Photography: Where Art Meets Science

"The camera is an instrument that teaches people how to see without a camera."

— Dorothea Lange

Seeing Patterns: From Landscapes to Algorithms

Before I became a computational scientist, I was a professional photographer. The camera taught me to see—not just to look. To recognize patterns in chaos, to find structure in complexity, to tell stories that transcend language.

These aren't separate skills from my technical work. They're the same skill applied to different domains.

Whether I'm composing a landscape photograph or architecting a GPU-accelerated imaging pipeline, I'm asking the same fundamental questions: What's the signal? What's the noise? How do I communicate what matters?

The Artistic Lens: Natural Photography

Photography taught me to see the world as a system of patterns, light, and relationships. A compelling photograph doesn't just capture a moment—it reveals structure that was always there but rarely noticed.

📷 Environmental Portraiture

Capturing subjects in context, revealing relationships between figure and landscape

🔍 Pattern & Texture

Finding order in natural chaos—rock formations, water surfaces, weather patterns

✨ Light as Subject

Understanding how light defines form, creates mood, and directs attention

⏱️ The Decisive Moment

Recognizing when all elements align for maximum impact

See recent work on Instagram

📸 @eric.wait on Instagram

Applied Photography AI

Solving Real Problems at Scale

Making sense of 200,000+ images isn't just a technical challenge—it's personal.

Home Media AI is my open-source solution: an ML system that automatically identifies "technically excellent and aesthetically pleasing" images while providing rich searchability across subjects, locations, and hierarchical classifications.

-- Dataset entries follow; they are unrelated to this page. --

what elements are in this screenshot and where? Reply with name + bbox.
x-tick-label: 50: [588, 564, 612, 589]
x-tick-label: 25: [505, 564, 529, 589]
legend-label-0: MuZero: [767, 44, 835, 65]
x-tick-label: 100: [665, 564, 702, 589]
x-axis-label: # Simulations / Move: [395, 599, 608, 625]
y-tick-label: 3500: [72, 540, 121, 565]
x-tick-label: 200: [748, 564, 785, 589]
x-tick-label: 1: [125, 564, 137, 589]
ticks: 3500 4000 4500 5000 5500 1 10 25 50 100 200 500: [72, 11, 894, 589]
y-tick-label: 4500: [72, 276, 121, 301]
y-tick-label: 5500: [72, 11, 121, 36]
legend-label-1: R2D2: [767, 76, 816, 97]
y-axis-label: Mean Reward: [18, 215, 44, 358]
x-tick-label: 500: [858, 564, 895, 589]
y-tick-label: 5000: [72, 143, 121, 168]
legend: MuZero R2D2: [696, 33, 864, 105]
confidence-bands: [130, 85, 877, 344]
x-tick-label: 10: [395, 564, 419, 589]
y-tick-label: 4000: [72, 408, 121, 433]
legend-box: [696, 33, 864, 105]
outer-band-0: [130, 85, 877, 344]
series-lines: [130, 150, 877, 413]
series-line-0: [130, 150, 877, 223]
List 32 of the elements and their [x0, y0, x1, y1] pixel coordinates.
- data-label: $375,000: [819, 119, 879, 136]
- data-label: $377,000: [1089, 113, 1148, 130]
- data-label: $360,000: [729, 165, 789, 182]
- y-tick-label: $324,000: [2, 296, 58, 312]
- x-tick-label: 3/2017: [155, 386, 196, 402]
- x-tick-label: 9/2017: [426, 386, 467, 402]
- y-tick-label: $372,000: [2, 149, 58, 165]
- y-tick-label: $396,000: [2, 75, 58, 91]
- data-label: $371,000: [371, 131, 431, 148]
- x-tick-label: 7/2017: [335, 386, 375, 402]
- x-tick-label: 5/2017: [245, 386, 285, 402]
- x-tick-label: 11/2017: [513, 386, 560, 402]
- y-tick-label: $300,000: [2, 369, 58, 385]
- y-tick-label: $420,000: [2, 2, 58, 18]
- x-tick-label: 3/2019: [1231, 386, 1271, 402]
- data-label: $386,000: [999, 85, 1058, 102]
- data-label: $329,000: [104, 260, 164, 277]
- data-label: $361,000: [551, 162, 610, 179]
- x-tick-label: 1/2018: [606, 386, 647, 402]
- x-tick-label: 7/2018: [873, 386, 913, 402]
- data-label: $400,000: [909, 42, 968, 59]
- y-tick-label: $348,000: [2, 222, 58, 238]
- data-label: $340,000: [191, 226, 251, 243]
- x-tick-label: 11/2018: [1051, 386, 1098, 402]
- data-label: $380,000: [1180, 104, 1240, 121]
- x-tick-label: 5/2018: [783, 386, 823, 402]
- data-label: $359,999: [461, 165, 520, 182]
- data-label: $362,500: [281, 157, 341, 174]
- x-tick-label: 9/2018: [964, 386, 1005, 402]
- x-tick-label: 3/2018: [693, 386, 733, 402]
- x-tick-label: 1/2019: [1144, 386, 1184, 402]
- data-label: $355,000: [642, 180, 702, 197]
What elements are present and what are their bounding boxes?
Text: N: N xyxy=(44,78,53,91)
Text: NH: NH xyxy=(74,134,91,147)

It's the intersection philosophy in practice: artistic judgment (what makes a great photo?) meets technical implementation (how do we automate that at scale?).

Learn More About Home Media AI →

Technical Approach

  • Python/SQLAlchemy backend with MariaDB
  • OpenCV/Pillow for image processing
  • YOLO for object detection (people, pets, objects)
  • Scikit-learn for quality assessment models
  • Everything checksummed for long-term archival

From Lens to Algorithm: The Bridge

Pattern Recognition in Noisy Data

In Photography

Spotting compositional elements in a complex scene—the leading line hidden in shadows, the repeating forms that create rhythm.

In ML Systems

Identifying signal in terabyte-scale biological datasets. Recognizing when an apparent pattern is real structure versus noise.

Working Under Constraints

In Photography

Fixed focal length forces creative angles. Limited dynamic range means choosing what to preserve. Fleeting light means one chance.

In Production ML

Limited GPU memory, real-time latency requirements, edge deployment constraints. Constraints drive creativity.

Communication Over Complexity

"There is nothing worse than a sharp image of a fuzzy concept." — Ansel Adams

That applies equally to photography and to machine learning architectures.

Learning to See Without the Camera

What photography really taught me:

Structure exists in apparent chaos — Whether in a forest or a high-dimensional dataset

Context defines meaning — A pixel value means nothing without understanding its relationships

Simplicity is hard — Both in composition and in system design

The best solution requires subtracting — Knowing which computation you don't need is the ultimate optimization

The intersection of art and science isn't a compromise—it's where both become more powerful.